Library for using Amazon Athena JDBC Driver with ScalikeJDBC
- Download Athena JDBC 2.x driver
- This library is basically depends on Athena JDBC 2.x driver.
Choose your preferred or latest version in 2.x.
If you encounter problems with a particular version, please feel free to report it.
- This library is basically depends on Athena JDBC 2.x driver.
> mkdir lib
> curl -L -O https://downloads.athena.us-east-1.amazonaws.com/drivers/JDBC/SimbaAthenaJDBC-2.1.1.1000/AthenaJDBC42-2.1.1.1000.jar
> mv AthenaJDBC42-2.1.1.1000.jar lib/
- Add library dependencies to sbt build settings
libraryDependencies ++= Seq(
"org.scalikejdbc" %% "scalikejdbc" % "4.0.0",
"com.zaneli" %% "scalikejdbc-athena" % "0.3.0"
)
- Configure the JDBC Driver Options on
resources/application.conf
athena {
default {
driver="com.simba.athena.jdbc.Driver"
url="jdbc:awsathena://AwsRegion={REGION}"
readOnly="false"
S3OutputLocation="s3://query-results-bucket/folder/"
AwsCredentialsProviderClass="com.simba.athena.amazonaws.auth.profile.ProfileCredentialsProvider"
LogPath="logs/application.log"
LogLevel=3
}
}
If you need to update partitions etc., set readOnly="false"
import scalikejdbc._
import scalikejdbc.athena._
val name = "elb_demo_001"
DB.athena { implicit s =>
val r = sql"""
|SELECT * FROM default.elb_logs_raw_native
|WHERE elb_name = $name LIMIT 10;
""".stripMargin.map(_.toMap).list.apply()
r.foreach(println)
}
- set
S3OutputLocationPrefix
instead ofS3OutputLocation
athena {
default {
driver="com.simba.athena.jdbc.Driver"
url="jdbc:awsathena://AwsRegion={REGION}"
readOnly="false"
S3OutputLocationPrefix="s3://query-results-bucket/folder"
AwsCredentialsProviderClass="com.simba.athena.amazonaws.auth.profile.ProfileCredentialsProvider"
LogPath="logs/application.log"
LogLevel=3
}
}
- use aws-java-sdk-s3
import com.amazonaws.auth.profile.ProfileCredentialsProvider
import com.amazonaws.services.s3.AmazonS3ClientBuilder
import com.amazonaws.services.s3.model.DeleteObjectsRequest
import scalikejdbc._
import scalikejdbc.athena._
import scala.collection.JavaConverters._
val s3Client = AmazonS3ClientBuilder.standard().withCredentials(new ProfileCredentialsProvider()).build()

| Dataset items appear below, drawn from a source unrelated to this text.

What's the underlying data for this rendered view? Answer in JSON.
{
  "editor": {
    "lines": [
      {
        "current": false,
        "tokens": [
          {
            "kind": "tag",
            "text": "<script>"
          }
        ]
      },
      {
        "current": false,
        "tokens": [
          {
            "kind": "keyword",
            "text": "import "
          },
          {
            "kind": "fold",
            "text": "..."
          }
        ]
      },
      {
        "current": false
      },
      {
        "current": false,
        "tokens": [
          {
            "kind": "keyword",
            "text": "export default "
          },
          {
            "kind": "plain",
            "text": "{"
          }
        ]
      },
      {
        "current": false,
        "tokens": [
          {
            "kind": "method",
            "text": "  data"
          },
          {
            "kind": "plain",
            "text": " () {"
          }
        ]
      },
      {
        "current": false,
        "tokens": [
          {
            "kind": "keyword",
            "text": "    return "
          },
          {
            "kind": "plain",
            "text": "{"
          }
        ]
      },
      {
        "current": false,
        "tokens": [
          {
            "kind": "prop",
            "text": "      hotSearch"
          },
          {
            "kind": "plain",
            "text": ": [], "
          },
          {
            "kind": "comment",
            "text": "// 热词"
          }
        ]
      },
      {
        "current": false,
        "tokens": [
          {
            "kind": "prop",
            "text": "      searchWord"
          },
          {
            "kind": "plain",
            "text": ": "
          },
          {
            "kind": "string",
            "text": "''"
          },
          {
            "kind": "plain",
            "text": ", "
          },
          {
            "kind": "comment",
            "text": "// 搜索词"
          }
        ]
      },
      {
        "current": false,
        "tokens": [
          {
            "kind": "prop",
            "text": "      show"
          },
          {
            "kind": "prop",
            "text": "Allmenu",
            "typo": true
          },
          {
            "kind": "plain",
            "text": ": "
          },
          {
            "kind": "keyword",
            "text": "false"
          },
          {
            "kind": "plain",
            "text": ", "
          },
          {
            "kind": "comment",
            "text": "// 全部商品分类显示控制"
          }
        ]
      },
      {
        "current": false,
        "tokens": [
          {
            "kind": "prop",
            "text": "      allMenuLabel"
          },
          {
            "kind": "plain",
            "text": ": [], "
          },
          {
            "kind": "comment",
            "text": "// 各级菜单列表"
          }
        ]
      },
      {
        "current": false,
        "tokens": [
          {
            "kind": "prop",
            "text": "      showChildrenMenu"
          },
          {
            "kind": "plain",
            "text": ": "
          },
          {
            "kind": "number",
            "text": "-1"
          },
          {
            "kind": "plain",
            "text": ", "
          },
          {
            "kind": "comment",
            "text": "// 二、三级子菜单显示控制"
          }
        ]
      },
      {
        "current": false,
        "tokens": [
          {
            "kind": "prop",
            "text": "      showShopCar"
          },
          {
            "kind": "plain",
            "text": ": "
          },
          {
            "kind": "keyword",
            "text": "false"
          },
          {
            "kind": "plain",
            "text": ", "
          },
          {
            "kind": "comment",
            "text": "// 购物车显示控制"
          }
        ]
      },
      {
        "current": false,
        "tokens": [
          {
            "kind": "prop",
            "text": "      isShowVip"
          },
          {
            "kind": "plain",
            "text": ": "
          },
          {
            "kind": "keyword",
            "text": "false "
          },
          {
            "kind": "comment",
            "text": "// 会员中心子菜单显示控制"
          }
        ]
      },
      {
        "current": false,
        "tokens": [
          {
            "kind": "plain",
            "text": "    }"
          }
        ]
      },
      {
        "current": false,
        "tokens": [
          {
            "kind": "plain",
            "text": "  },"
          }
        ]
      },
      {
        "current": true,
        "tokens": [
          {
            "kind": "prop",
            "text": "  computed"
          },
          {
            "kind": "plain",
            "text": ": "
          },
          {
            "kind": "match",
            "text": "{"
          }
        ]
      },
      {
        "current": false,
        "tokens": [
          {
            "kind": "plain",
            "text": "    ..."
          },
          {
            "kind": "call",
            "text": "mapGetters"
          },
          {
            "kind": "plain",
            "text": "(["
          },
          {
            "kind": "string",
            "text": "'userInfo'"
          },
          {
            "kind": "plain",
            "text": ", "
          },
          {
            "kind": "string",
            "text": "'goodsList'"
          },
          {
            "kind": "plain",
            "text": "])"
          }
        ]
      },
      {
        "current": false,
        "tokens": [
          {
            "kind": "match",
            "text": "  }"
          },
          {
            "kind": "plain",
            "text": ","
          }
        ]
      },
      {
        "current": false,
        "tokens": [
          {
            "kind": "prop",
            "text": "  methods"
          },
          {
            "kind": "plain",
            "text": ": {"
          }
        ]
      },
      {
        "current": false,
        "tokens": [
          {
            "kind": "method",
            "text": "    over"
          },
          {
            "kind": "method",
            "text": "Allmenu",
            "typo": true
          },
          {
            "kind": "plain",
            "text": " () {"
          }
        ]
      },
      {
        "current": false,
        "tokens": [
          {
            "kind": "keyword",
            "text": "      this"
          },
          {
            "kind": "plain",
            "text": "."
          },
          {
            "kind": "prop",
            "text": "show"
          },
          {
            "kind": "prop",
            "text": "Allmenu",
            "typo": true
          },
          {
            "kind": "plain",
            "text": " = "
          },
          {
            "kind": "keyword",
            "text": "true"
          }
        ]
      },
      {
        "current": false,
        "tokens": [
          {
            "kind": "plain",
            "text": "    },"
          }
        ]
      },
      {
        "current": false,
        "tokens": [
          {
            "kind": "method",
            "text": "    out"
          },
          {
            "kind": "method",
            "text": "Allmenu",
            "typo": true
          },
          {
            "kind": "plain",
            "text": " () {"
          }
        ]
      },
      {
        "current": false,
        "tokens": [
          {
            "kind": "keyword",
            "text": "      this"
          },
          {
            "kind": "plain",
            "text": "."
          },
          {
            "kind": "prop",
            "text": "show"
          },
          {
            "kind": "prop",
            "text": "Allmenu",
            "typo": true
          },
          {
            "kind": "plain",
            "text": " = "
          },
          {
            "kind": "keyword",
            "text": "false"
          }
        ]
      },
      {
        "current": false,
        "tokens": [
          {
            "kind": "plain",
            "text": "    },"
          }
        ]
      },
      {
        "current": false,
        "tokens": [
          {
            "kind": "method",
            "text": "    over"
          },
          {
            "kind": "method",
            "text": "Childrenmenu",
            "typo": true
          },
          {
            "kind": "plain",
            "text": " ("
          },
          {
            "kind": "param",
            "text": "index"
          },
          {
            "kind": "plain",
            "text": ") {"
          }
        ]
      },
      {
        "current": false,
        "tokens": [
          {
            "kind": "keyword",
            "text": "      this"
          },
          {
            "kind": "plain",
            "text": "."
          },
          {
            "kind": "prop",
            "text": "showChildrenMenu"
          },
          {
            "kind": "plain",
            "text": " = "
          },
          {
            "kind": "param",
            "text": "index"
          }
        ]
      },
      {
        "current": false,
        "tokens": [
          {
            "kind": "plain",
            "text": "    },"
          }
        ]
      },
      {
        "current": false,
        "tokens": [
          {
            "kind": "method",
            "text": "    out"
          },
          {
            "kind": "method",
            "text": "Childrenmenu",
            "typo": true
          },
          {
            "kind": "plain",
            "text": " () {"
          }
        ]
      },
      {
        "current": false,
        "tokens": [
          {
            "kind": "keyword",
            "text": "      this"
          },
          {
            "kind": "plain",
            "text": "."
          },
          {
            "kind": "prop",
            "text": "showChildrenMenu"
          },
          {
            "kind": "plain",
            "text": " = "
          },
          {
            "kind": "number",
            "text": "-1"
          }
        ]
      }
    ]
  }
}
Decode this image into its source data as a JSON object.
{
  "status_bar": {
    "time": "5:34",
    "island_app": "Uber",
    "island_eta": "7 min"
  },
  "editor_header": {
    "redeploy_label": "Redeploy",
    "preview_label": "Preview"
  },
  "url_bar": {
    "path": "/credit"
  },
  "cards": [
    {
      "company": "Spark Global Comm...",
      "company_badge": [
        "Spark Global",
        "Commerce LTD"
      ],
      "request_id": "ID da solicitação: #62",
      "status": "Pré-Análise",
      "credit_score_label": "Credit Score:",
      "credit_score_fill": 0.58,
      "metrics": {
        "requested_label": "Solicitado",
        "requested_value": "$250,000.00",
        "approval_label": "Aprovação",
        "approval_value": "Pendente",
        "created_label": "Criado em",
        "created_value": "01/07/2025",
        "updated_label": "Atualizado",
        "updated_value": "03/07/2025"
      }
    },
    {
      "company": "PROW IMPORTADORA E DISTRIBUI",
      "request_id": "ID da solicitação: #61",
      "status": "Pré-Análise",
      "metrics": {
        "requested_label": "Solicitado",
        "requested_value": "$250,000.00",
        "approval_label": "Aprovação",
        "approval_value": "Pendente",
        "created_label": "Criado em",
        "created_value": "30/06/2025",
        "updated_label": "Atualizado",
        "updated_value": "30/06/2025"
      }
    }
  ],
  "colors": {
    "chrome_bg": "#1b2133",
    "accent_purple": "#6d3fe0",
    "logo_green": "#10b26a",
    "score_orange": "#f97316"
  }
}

val regex = """s3://(.+?)/(.+)""".r
DB.athena { implicit s =>
val r = sql"...".map(_.toMap).list.apply()
r.foreach(println)
s.getTmpStagingDir.foreach { // Some("s3://query-results-bucket/folder/${java.util.UUID.randomUUID}")
case regex(bucketName, path) =>
val keys = s3Client.listObjects(bucketName, path).getObjectSummaries.asScala
.map(s => new DeleteObjectsRequest.KeyVersion(s.getKey))
if (keys.nonEmpty) {
val delReq = new DeleteObjectsRequest(bucketName)
delReq.setKeys(keys.asJava)
s3Client.deleteObjects(delReq)
}
}
}
scalikejdbc-athena is inspired by scalikejdbc-bigquery.